Потом, смешно надув губы, задумалась на минуту и вдруг снова ясно проговорила:
— И Николая нет. Господи…
— Какого Николая?
— Никакого! Что тебе? — закричала она, сидя, точно связанная.
В комнате было темно и тесно; Кожемякин, задевая за стулья и столы, бродил по ней, как уставшая мышь в ловушке, и слышал ворчливый голос:
— А ещё думала я — с этим, мол, хоть слово сказать можно. А ты тоже только сопеть умеешь…
Лицо у неё было новое: слиняло всё и дрожало, глаза округлились и тупо, оловянные, смотрели прямо перед собою, должно быть, ничего не видя.
— Прощай, — сказал Кожемякин, протянув ей руку.
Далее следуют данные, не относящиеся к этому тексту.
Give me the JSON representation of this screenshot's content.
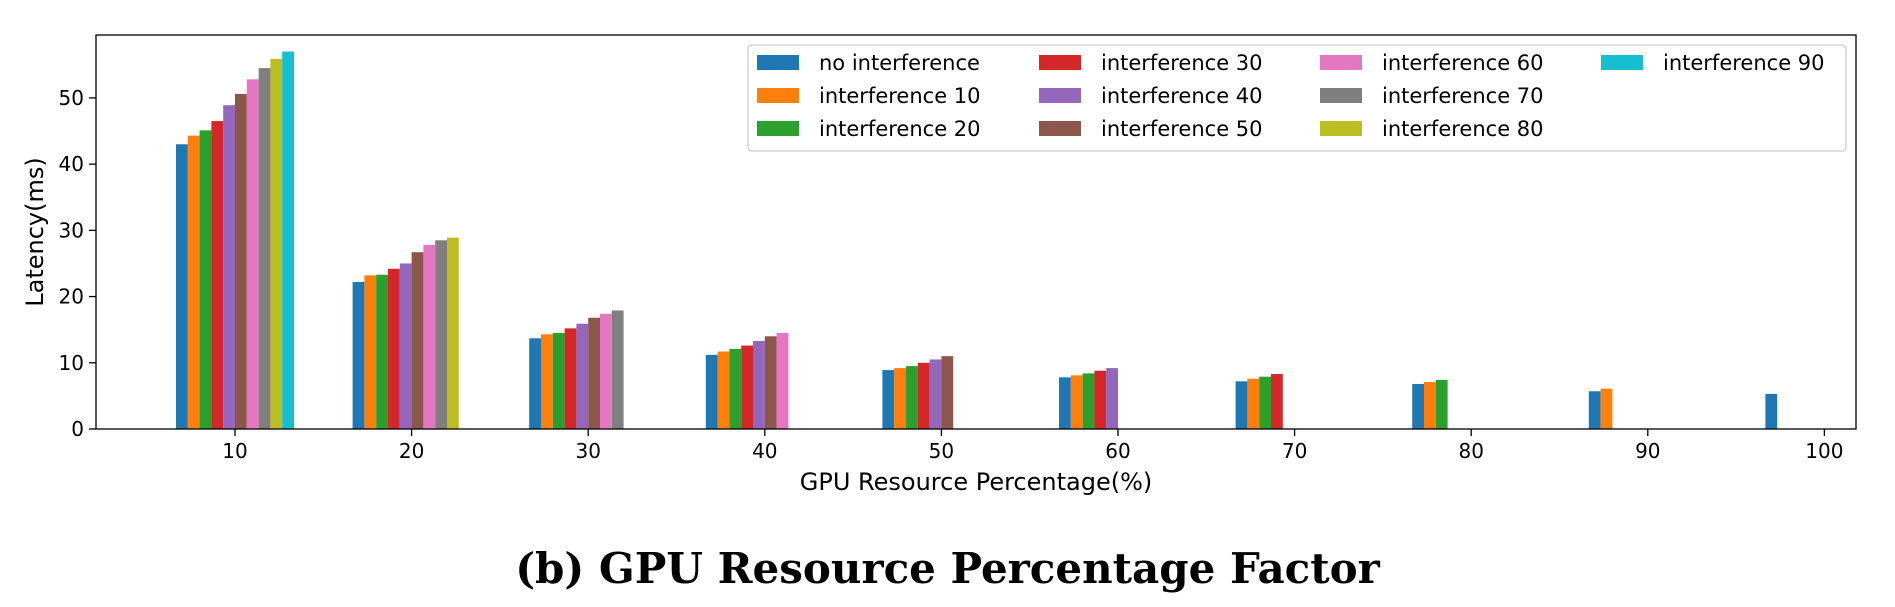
{
  "caption": "(b) GPU Resource Percentage Factor",
  "chart_data": {
    "type": "bar",
    "xlabel": "GPU Resource Percentage(%)",
    "ylabel": "Latency(ms)",
    "ylim": [
      0,
      59.5
    ],
    "yticks": [
      0,
      10,
      20,
      30,
      40,
      50
    ],
    "categories": [
      "10",
      "20",
      "30",
      "40",
      "50",
      "60",
      "70",
      "80",
      "90",
      "100"
    ],
    "legend_position": "top-right",
    "grid": false,
    "series": [
      {
        "name": "no interference",
        "color": "#1f77b4",
        "values": [
          43.0,
          22.2,
          13.7,
          11.2,
          8.9,
          7.8,
          7.2,
          6.8,
          5.7,
          5.3
        ]
      },
      {
        "name": "interference 10",
        "color": "#ff7f0e",
        "values": [
          44.3,
          23.2,
          14.3,
          11.7,
          9.2,
          8.1,
          7.6,
          7.1,
          6.1,
          null
        ]
      },
      {
        "name": "interference 20",
        "color": "#2ca02c",
        "values": [
          45.1,
          23.3,
          14.5,
          12.1,
          9.5,
          8.4,
          7.9,
          7.4,
          null,
          null
        ]
      },
      {
        "name": "interference 30",
        "color": "#d62728",
        "values": [
          46.5,
          24.2,
          15.2,
          12.6,
          10.0,
          8.8,
          8.3,
          null,
          null,
          null
        ]
      },
      {
        "name": "interference 40",
        "color": "#9467bd",
        "values": [
          48.9,
          25.0,
          15.9,
          13.3,
          10.5,
          9.2,
          null,
          null,
          null,
          null
        ]
      },
      {
        "name": "interference 50",
        "color": "#8c564b",
        "values": [
          50.6,
          26.7,
          16.8,
          14.0,
          11.0,
          null,
          null,
          null,
          null,
          null
        ]
      },
      {
        "name": "interference 60",
        "color": "#e377c2",
        "values": [
          52.8,
          27.8,
          17.4,
          14.5,
          null,
          null,
          null,
          null,
          null,
          null
        ]
      },
      {
        "name": "interference 70",
        "color": "#7f7f7f",
        "values": [
          54.5,
          28.5,
          17.9,
          null,
          null,
          null,
          null,
          null,
          null,
          null
        ]
      },
      {
        "name": "interference 80",
        "color": "#bcbd22",
        "values": [
          55.9,
          28.9,
          null,
          null,
          null,
          null,
          null,
          null,
          null,
          null
        ]
      },
      {
        "name": "interference 90",
        "color": "#17becf",
        "values": [
          57.0,
          null,
          null,
          null,
          null,
          null,
          null,
          null,
          null,
          null
        ]
      }
    ]
  }
}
Она повела плечом и, не подав ему руки, отвернувшись, сурово сказала:
— Иди — бог простит…
Кожемякин вышел на улицу в облаке злых мыслей: хотелось сделать что-то такое, что на всю жизнь ущемило бы сердце Посулова неизбывной болью и обидой.
В бескрасочной мутной дали полинявших полей, на краю неба стояла горой синеватая туча, от неё лениво отрывались тяжёлые клочья и ползли к городу низко над холмами.
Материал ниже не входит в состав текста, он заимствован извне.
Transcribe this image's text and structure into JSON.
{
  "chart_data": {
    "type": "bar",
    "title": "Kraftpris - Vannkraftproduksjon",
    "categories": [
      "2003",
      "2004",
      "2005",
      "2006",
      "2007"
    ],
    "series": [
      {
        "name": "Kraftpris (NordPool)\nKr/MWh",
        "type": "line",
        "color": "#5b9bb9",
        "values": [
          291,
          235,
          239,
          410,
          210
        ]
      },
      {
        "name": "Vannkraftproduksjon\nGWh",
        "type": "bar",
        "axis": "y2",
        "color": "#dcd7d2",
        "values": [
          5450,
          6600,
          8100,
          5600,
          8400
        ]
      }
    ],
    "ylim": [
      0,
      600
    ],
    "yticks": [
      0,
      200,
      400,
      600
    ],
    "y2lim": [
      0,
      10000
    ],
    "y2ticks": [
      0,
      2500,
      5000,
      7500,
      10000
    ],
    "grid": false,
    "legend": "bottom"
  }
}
«Выберу целковый похуже, поистрёпанней, — выдумывал он, шагая вдоль заборов, — и пошлю ему с припиской: за пользование женой твоей хорошей, с твоего на то согласия. Нельзя этого — Марфу заденешь! А — за что её? Ну, и несчастна же она! И глупа! Изобью Алёшку…»
С этим решением, как бы опасаясь утратить его, он быстро и круто повернул к «Лиссабону», надеясь встретить там мясника, и не ошибся: отвалясь на спинку стула, надув щёки, Шкалик сидел за столом, играя в карты с Никоном. Ни с кем не здороваясь, тяжело топая ногами, Кожемякин подошёл к столу, встал рядом с Посуловым и сказал приглушённым голосом:
— Здорово!
— Здравствуй, — ответил мясник, рассматривая карты. — Ты что — забыл, где я живу?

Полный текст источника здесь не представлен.